Equally importantly, the Fund has provided an array of recommendations that need to be implemented to avert them where possible or ameliorate their effects where they cannot be averted.
Instructively, Ghana has already started implementing many, if not most of those recommendations, even though it is not under any obligation to do so, since the country is no longer engaged in an IMF supervised programme.
We believe this should put to rest most of the worries expressed by the international investment community over the past few months, that a Ghana freed from the IMF’s shackles is likely to return to its old undisciplined and ineffectual ways.
Those worries have translated into net outflows of portfolio investments made by foreign investors into cedi denominated domestic debt securities and consequently have resulted in steep cedi depreciation and inevitably rising offered coupon rates on government’s debt instruments.
All this largely because of what is effectively a storm in a tea cup; simply put, Ghana has terminated the IMF programme, but not its underlying policies.
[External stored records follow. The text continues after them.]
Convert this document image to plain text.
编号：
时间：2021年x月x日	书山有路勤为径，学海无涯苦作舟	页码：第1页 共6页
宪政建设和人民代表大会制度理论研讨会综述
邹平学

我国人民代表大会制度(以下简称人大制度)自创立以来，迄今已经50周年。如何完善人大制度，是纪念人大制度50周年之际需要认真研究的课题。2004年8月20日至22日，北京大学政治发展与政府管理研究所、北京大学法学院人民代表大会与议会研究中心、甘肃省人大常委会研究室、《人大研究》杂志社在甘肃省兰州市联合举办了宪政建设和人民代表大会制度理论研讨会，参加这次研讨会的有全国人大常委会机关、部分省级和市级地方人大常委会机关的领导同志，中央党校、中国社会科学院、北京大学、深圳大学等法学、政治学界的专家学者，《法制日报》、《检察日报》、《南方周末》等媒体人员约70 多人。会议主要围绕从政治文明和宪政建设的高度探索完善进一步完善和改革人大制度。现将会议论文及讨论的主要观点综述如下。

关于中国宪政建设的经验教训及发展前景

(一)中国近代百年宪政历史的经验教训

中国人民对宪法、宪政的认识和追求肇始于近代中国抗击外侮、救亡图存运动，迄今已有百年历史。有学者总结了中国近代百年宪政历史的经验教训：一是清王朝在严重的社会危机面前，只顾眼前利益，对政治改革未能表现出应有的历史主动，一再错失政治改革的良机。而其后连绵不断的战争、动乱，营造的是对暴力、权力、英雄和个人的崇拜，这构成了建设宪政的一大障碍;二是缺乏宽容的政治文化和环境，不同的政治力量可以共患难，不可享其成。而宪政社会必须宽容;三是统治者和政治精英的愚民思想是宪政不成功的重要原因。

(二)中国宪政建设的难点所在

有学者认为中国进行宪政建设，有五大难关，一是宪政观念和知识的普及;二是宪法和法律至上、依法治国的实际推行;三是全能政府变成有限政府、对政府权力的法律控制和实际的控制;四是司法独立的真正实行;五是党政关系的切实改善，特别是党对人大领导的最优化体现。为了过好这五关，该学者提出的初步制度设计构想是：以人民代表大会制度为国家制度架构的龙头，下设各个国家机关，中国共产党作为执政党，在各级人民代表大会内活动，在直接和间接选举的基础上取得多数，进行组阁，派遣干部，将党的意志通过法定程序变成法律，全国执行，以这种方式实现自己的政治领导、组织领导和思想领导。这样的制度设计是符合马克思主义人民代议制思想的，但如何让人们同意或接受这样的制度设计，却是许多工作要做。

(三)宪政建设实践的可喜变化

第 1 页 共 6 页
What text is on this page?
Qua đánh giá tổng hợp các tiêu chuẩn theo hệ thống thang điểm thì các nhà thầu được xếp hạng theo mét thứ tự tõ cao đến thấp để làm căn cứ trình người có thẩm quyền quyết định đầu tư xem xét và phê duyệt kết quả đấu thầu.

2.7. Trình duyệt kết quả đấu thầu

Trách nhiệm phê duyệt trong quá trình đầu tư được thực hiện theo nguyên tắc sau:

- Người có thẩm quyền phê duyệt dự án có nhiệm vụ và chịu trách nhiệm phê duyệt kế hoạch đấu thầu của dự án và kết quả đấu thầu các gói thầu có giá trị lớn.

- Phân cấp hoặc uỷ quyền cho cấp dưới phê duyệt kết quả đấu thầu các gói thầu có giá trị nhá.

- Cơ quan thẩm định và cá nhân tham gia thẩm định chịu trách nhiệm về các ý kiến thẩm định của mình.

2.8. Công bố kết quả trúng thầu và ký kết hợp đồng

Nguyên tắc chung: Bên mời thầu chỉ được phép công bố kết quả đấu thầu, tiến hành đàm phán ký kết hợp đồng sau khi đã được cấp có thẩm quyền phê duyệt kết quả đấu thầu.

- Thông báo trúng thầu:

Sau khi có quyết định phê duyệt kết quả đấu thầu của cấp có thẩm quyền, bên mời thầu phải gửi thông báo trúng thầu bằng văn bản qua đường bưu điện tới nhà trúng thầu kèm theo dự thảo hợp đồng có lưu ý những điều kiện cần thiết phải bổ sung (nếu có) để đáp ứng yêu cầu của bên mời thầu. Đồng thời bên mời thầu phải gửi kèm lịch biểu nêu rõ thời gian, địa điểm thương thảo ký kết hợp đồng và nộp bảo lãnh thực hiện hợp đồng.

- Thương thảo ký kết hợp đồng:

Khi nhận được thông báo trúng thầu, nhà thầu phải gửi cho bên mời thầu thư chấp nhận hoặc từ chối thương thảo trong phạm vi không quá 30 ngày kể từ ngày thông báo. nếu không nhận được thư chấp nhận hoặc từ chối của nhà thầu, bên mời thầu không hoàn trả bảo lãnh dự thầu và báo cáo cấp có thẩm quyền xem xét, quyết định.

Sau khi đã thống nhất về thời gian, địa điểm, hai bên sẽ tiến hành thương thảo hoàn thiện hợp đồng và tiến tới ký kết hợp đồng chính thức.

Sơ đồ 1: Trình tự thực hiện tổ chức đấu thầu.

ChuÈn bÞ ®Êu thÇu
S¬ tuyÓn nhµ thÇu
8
To be sure, the international investment community can be forgiven for jumping to the wrong conclusion about Ghana’s economic management post IMF programme. The incumbent government rode to power on the promise of replacing the IMF’s emphasis on demand management with a focus on expansionary supply side economic policy and indeed has already shown its commitment to this by targeting an expansion of the fiscal deficit in its very first budget outside of the Fund’s direct influence.
However, since then it has also shown its willingness to retain the fiscal prudence introduced by the IMF. For example, government is retaining the ban on net new public employment outside of the health and education sectors, with a view to keeping the inordinately high public wage bill in check.
Indeed, even as it is targeting a widened fiscal deficit, it has placed a legal cap on the fiscal deficit in any given year at five percent; although there are still widespread doubts as to its political will to adhere to this particular legislation in an election year.
This newspaper is charitable enough to hold the hope – indeed the expectation – that the Ghanaian state as a whole has learnt its lessons from its experiences in the run up to the IMF programme. It is instructive that even the profligate Mahama administration discovered the concept of fiscal discipline between April 2015 when the IMF programme started and the midway point of 2016, when it gave in to political exigencies due to the impending general elections.
The worries of the international investment community once again support our call for our political class to desist from political partisanship in its interactions with the rest of the world with regards to macro-economic management. The venomous accusations and counter-accusations of incompetence in economic management have fueled those worries unnecessarily, even as they cannot affect the electoral fortunes of any of the two parties since foreign investors cannot vote.
Ghana will not get its economic management policies spot on all the time – no country does. But we are confident that the country will not repeat its recent mistakes with nearly as much gusto as it did hitherto. We hope that going by economic policy in the immediate post IMF programme era, the international investment community will share our confidence.